Please check squeue man for more information.
man squeue
Job information¶
To view detailed job information use
:$ scontrol show job 689
JobId=689 JobName=test
UserId=user(1831) GroupId=user(1831) MCS_label=N/A
Priority=3348 Nice=0 Account=testproj QOS=normal
JobState=RUNNING Reason=None Dependency=(null)
Requeue=1 Restarts=0 BatchFlag=1 Reboot=0 ExitCode=0:0
RunTime=1-04:02:39 TimeLimit=2-00:00:00 TimeMin=N/A
SubmitTime=2025-06-03T09:54:41 EligibleTime=2025-06-03T09:54:41
AccrueTime=2025-06-03T09:54:41
StartTime=2025-06-03T09:54:41 EndTime=2025-06-05T09:54:41 Deadline=N/A
SuspendTime=None SecsPreSuspend=0 LastSchedEval=2025-06-03T09:54:41 Scheduler=Backfill
Partition=compute AllocNode:Sid=login05:3056374
ReqNodeList=m02 ExcNodeList=(null)
NodeList=m02
BatchHost=m02
NumNodes=1 NumCPUs=1 NumTasks=1 CPUs/Task=1 ReqB:S:C:T=0:0:*:*
ReqTRES=cpu=1,mem=8G,node=1,billing=1
AllocTRES=cpu=1,mem=8G,node=1,billing=1
Socks/Node=* NtasksPerN:B:S:C=1:0:*:* CoreSpec=*
MinCPUsNode=1 MinMemoryCPU=8G MinTmpDiskNode=0
Features=(null) DelayBoot=00:00:00
OverSubscribe=OK Contiguous=0 Licenses=(null) Network=(null)

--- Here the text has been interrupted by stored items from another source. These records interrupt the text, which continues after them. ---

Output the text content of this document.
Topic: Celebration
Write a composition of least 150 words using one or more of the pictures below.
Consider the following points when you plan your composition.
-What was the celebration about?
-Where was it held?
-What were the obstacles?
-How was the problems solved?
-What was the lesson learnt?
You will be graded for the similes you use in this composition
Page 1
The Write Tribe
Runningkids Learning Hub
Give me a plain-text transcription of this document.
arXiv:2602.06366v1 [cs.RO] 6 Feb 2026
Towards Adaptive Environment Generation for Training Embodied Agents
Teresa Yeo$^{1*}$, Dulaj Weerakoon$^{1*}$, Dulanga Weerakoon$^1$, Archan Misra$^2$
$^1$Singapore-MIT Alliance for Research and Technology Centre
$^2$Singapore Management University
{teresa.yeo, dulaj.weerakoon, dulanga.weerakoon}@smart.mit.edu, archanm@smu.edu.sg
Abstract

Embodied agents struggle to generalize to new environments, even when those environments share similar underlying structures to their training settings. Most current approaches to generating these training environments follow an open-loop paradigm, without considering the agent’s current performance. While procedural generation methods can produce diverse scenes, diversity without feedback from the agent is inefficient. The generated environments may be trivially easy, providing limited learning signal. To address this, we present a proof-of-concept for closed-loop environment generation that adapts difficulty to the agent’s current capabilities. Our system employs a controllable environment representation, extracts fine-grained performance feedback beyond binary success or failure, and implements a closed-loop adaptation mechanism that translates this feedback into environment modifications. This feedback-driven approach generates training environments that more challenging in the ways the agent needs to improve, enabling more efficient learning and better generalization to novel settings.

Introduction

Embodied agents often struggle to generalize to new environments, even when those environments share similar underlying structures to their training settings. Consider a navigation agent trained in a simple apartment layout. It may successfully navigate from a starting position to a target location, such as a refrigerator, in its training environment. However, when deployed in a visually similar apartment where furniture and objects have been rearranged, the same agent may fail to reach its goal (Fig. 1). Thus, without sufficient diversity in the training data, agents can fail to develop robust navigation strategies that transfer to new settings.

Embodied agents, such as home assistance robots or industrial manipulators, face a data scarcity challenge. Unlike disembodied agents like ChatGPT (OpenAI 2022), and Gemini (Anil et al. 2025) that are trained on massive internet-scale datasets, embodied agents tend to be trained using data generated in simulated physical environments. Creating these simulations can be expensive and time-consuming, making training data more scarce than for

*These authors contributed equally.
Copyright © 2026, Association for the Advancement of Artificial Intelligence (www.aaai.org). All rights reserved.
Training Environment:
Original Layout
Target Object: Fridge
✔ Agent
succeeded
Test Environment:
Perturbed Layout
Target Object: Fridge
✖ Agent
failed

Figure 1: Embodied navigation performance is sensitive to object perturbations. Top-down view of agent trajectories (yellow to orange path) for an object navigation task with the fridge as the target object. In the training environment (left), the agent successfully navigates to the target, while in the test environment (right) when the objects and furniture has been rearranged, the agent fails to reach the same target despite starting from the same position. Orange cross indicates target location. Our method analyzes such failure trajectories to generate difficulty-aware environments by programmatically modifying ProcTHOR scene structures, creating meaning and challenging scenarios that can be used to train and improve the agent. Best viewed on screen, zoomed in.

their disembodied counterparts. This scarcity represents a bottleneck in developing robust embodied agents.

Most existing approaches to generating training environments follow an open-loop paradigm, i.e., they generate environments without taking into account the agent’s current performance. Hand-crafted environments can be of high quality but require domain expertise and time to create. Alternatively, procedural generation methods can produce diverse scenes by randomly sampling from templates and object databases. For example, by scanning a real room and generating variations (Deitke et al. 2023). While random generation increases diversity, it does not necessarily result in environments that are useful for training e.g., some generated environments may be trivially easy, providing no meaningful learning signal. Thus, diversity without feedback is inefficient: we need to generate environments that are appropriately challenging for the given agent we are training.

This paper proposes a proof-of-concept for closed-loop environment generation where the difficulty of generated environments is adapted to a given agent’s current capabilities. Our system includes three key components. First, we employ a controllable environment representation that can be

Command=/gpfs/users/staff/user/../test1.job
WorkDir=/gpfs/users/staff/user/benchmarks/lammps/spce
StdErr=/gpfs/users/staff/user/../test.err
StdIn=/dev/null
StdOut=/gpfs/users/staff/user/../test.out
TresPerTask=cpu=1
Pending Jobs¶
Common reasons for awaiting jobs.
| Dependency | This job is waiting for a dependent job to complete. |
| NodeDown | A node required by the job is down. |
| PartitionDown | The partition (queue) required by this job is in a DOWN state and temporarily accepting no jobs, for instance because of maintenance. Note that this message may be displayed for a time even after the system is back up. |
| Priority | One or more higher priority jobs exist for this partition or advanced reservation. Other jobs in the queue have higher priority than yours. |
| ReqNodeNotAvail | No nodes can be found satisfying your limits, for instance because maintenance is scheduled and the job can not finish before it |
| Reservation | The job is waiting for its advanced reservation to become available. |
| Resources | The job is waiting for resources (nodes) to become available and will run when Slurm finds enough free nodes. |
| SystemFailure | Failure of the SLURM system, a file system, the network, etc |